Regex.run/2 returns nil if there is no match and that
nil is falsy for the purposes of boolean evaluation and
you can bind a variable in a match
For an optimisation I would likely put the explicit equality checks first since a cond proceeds in lexical order. Also I think you can collapse the :lat parsing into a single clause. And one last one, you can match and bind on the integer parsing too (the second last clause):
defp parseIndex(s) do
cond do
s == "--" ->
{:latFrame, -1}
s == "++" ->
{:latFrame, 1}
s == "-*" ->
{:latEnd, -1}
s == "+*" ->
{:latEnd, 1}
(match = Regex.run(~r/^([+-]\d+)$/, s)) ->
[_, n] = match
{:lat, String.to_integer(n)}
match?({n, ""}, Integer.parse(s)) ->
{:gridNum, n}
true ->
{:gridText, s}
end
end
But when the Regex fails [_, n] doesn’t match, causing an error. Your use of the match variable solves that beautifully.
However, the second-to-last clause doesn’t work, because variables within the match?/2 call aren’t available outside. I guess I could use Regex to detect a string of only digits and then use String.to_integer/1, that’s probably slightly faster than parsing the string to an integer twice.
And thanks, also, for pointing out the simple optimization of moving the static clauses to the top.

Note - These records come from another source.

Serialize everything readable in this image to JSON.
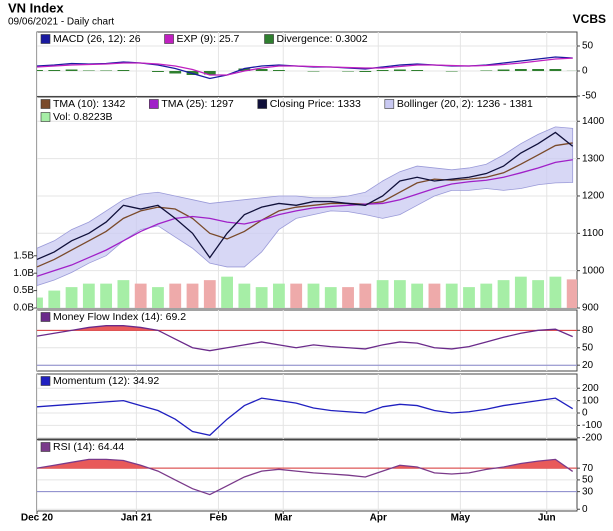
{
  "header": {
    "title": "VN Index",
    "subtitle": "09/06/2021 - Daily chart",
    "brand": "VCBS"
  },
  "chart_data": [
    {
      "type": "line",
      "ylim": [
        -50,
        78
      ],
      "yticks": [
        -50,
        0,
        50
      ],
      "grid": true,
      "x": [
        0,
        4,
        8,
        12,
        16,
        20,
        24,
        28,
        32,
        36,
        40,
        44,
        48,
        52,
        56,
        60,
        64,
        68,
        72,
        76,
        80,
        84,
        88,
        92,
        96,
        100,
        104,
        108,
        112,
        116,
        120,
        124
      ],
      "xlim": [
        0,
        125
      ],
      "series": [
        {
          "name": "MACD (26, 12): 26",
          "type": "line",
          "color": "#1a1aa0",
          "values": [
            10,
            12,
            15,
            14,
            15,
            18,
            16,
            12,
            5,
            -5,
            -15,
            -8,
            5,
            10,
            12,
            10,
            8,
            8,
            6,
            4,
            8,
            12,
            14,
            12,
            10,
            10,
            12,
            16,
            20,
            24,
            28,
            26
          ]
        },
        {
          "name": "EXP (9): 25.7",
          "type": "line",
          "color": "#c020c0",
          "values": [
            8,
            10,
            12,
            13,
            14,
            16,
            16,
            14,
            10,
            3,
            -8,
            -8,
            0,
            6,
            10,
            10,
            9,
            8,
            7,
            6,
            6,
            9,
            12,
            12,
            11,
            10,
            11,
            13,
            16,
            20,
            24,
            25.7
          ]
        },
        {
          "name": "Divergence: 0.3002",
          "type": "bar",
          "color": "#2f7f2f",
          "values": [
            2,
            2,
            3,
            1,
            1,
            2,
            0,
            -2,
            -5,
            -8,
            -7,
            0,
            5,
            4,
            2,
            0,
            -1,
            0,
            -1,
            -2,
            2,
            3,
            2,
            0,
            -1,
            0,
            1,
            3,
            4,
            4,
            4,
            0.3002
          ]
        }
      ]
    },
    {
      "type": "line",
      "ylim": [
        900,
        1465
      ],
      "yticks": [
        900,
        1000,
        1100,
        1200,
        1300,
        1400
      ],
      "grid": true,
      "y2lim": [
        0,
        6.06
      ],
      "y2ticks": [
        {
          "value": 0,
          "label": "0.0B"
        },
        {
          "value": 0.5,
          "label": "0.5B"
        },
        {
          "value": 1.0,
          "label": "1.0B"
        },
        {
          "value": 1.5,
          "label": "1.5B"
        }
      ],
      "x": [
        0,
        4,
        8,
        12,
        16,
        20,
        24,
        28,
        32,
        36,
        40,
        44,
        48,
        52,
        56,
        60,
        64,
        68,
        72,
        76,
        80,
        84,
        88,
        92,
        96,
        100,
        104,
        108,
        112,
        116,
        120,
        124
      ],
      "xlim": [
        0,
        125
      ],
      "series": [
        {
          "name": "TMA (10): 1342",
          "type": "line",
          "color": "#7a4a2a",
          "values": [
            1010,
            1030,
            1055,
            1080,
            1105,
            1140,
            1160,
            1170,
            1165,
            1140,
            1100,
            1085,
            1105,
            1135,
            1160,
            1170,
            1175,
            1180,
            1180,
            1178,
            1185,
            1210,
            1235,
            1245,
            1242,
            1245,
            1250,
            1262,
            1285,
            1310,
            1335,
            1342
          ]
        },
        {
          "name": "TMA (25): 1297",
          "type": "line",
          "color": "#a020c8",
          "values": [
            985,
            1000,
            1015,
            1035,
            1055,
            1080,
            1105,
            1125,
            1140,
            1145,
            1140,
            1130,
            1125,
            1135,
            1150,
            1160,
            1168,
            1172,
            1175,
            1178,
            1180,
            1190,
            1205,
            1220,
            1232,
            1238,
            1242,
            1250,
            1262,
            1275,
            1290,
            1297
          ]
        },
        {
          "name": "Closing Price: 1333",
          "type": "line",
          "color": "#10103a",
          "values": [
            1030,
            1050,
            1080,
            1100,
            1130,
            1175,
            1165,
            1175,
            1140,
            1100,
            1035,
            1100,
            1150,
            1170,
            1180,
            1175,
            1185,
            1185,
            1180,
            1175,
            1200,
            1240,
            1250,
            1240,
            1245,
            1250,
            1260,
            1280,
            1315,
            1340,
            1370,
            1333
          ]
        },
        {
          "name": "Bollinger (20, 2): 1236 - 1381",
          "type": "band",
          "color": "#c9c9f2",
          "upper": [
            1060,
            1080,
            1110,
            1130,
            1160,
            1190,
            1205,
            1210,
            1200,
            1190,
            1180,
            1185,
            1190,
            1195,
            1200,
            1200,
            1195,
            1195,
            1200,
            1210,
            1240,
            1265,
            1280,
            1275,
            1270,
            1275,
            1285,
            1310,
            1340,
            1365,
            1385,
            1381
          ],
          "lower": [
            960,
            975,
            995,
            1020,
            1040,
            1080,
            1110,
            1120,
            1090,
            1060,
            1020,
            1010,
            1010,
            1050,
            1110,
            1140,
            1150,
            1160,
            1158,
            1150,
            1140,
            1150,
            1175,
            1200,
            1215,
            1215,
            1220,
            1215,
            1220,
            1230,
            1235,
            1236
          ]
        },
        {
          "name": "Vol: 0.8223B",
          "type": "bar",
          "axis": "y2",
          "color": "#a6eea6",
          "down_color": "#eeaaaa",
          "values": [
            0.3,
            0.5,
            0.6,
            0.7,
            0.7,
            0.8,
            0.7,
            0.6,
            0.7,
            0.7,
            0.8,
            0.9,
            0.7,
            0.6,
            0.7,
            0.7,
            0.7,
            0.6,
            0.6,
            0.7,
            0.8,
            0.8,
            0.7,
            0.7,
            0.7,
            0.6,
            0.7,
            0.8,
            0.9,
            0.8,
            0.9,
            0.8223
          ]
        }
      ]
    },
    {
      "type": "line",
      "ylim": [
        10,
        115
      ],
      "yticks": [
        20,
        50,
        80
      ],
      "grid": true,
      "x": [
        0,
        4,
        8,
        12,
        16,
        20,
        24,
        28,
        32,
        36,
        40,
        44,
        48,
        52,
        56,
        60,
        64,
        68,
        72,
        76,
        80,
        84,
        88,
        92,
        96,
        100,
        104,
        108,
        112,
        116,
        120,
        124
      ],
      "xlim": [
        0,
        125
      ],
      "ref_lines": [
        {
          "value": 80,
          "color": "#d83030",
          "fill": "#e85a5a"
        },
        {
          "value": 20,
          "color": "#8888cc"
        }
      ],
      "series": [
        {
          "name": "Money Flow Index (14): 69.2",
          "type": "line",
          "color": "#6a2a8a",
          "values": [
            70,
            75,
            80,
            85,
            88,
            88,
            85,
            80,
            65,
            50,
            45,
            50,
            55,
            60,
            55,
            50,
            55,
            52,
            50,
            48,
            55,
            60,
            58,
            50,
            48,
            52,
            60,
            68,
            75,
            80,
            82,
            69.2
          ]
        }
      ]
    },
    {
      "type": "line",
      "ylim": [
        -210,
        315
      ],
      "yticks": [
        -200,
        -100,
        0,
        100,
        200
      ],
      "grid": true,
      "x": [
        0,
        4,
        8,
        12,
        16,
        20,
        24,
        28,
        32,
        36,
        40,
        44,
        48,
        52,
        56,
        60,
        64,
        68,
        72,
        76,
        80,
        84,
        88,
        92,
        96,
        100,
        104,
        108,
        112,
        116,
        120,
        124
      ],
      "xlim": [
        0,
        125
      ],
      "series": [
        {
          "name": "Momentum (12): 34.92",
          "type": "line",
          "color": "#2020c0",
          "values": [
            50,
            60,
            70,
            80,
            90,
            100,
            60,
            20,
            -50,
            -150,
            -180,
            -50,
            60,
            120,
            100,
            80,
            40,
            20,
            10,
            0,
            50,
            70,
            60,
            20,
            0,
            10,
            30,
            60,
            80,
            100,
            120,
            34.92
          ]
        }
      ]
    },
    {
      "type": "line",
      "ylim": [
        -3,
        118
      ],
      "yticks": [
        0,
        30,
        50,
        70
      ],
      "grid": true,
      "x": [
        0,
        4,
        8,
        12,
        16,
        20,
        24,
        28,
        32,
        36,
        40,
        44,
        48,
        52,
        56,
        60,
        64,
        68,
        72,
        76,
        80,
        84,
        88,
        92,
        96,
        100,
        104,
        108,
        112,
        116,
        120,
        124
      ],
      "xlim": [
        0,
        125
      ],
      "xticks": [
        {
          "value": 0,
          "label": "Dec 20"
        },
        {
          "value": 23,
          "label": "Jan 21"
        },
        {
          "value": 42,
          "label": "Feb"
        },
        {
          "value": 57,
          "label": "Mar"
        },
        {
          "value": 79,
          "label": "Apr"
        },
        {
          "value": 98,
          "label": "May"
        },
        {
          "value": 118,
          "label": "Jun"
        }
      ],
      "ref_lines": [
        {
          "value": 70,
          "color": "#d83030",
          "fill": "#e85a5a"
        },
        {
          "value": 30,
          "color": "#8888cc"
        }
      ],
      "series": [
        {
          "name": "RSI (14): 64.44",
          "type": "line",
          "color": "#7a3a8a",
          "values": [
            70,
            75,
            80,
            85,
            85,
            83,
            75,
            65,
            50,
            35,
            25,
            40,
            55,
            65,
            68,
            65,
            62,
            60,
            58,
            55,
            65,
            75,
            72,
            62,
            60,
            62,
            68,
            72,
            78,
            82,
            85,
            64.44
          ]
        }
      ]
    }
  ]
}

def parseIndex("--"), do: {:latFrame, -1}
def parseIndex("++"), do: {:latFrame, -1}
def parseIndex("-*"), do: {:latEnd, 1}
def parseIndex(s) do
case Regex.run(~r/^([+-])?(\d+)$/, s) do
[_, "", n] -> {:gridNum, String.to_integer(n)}
[_, "-", n] -> {:lat, -1 * String.to_integer(n)}
[_, _, n] -> {:lat, String.to_integer(n)}
nil -> {:gridText, s}
end
end
By adding groups to the sign part and the remaining number and inspecting the captured sign (or absence of it), we can remove the need to a check to Integer.parse.
Lol, I was just thinking about that! I love a set of declarative one-liners where you can scan from top to bottom and pin point the right clause when you see it.
I like how this avoids the Regex (not that I have anything against Regexes) but <<"+", number::binary>> doesn’t constrain number to be a sequence of digits. It would try to parse something like "+q", which should result in {:gridText, "+q"}.
I like the solution with multiple functions, with a single Regex in the last one after handling all the simple cases. This is the best solution so far, thanks!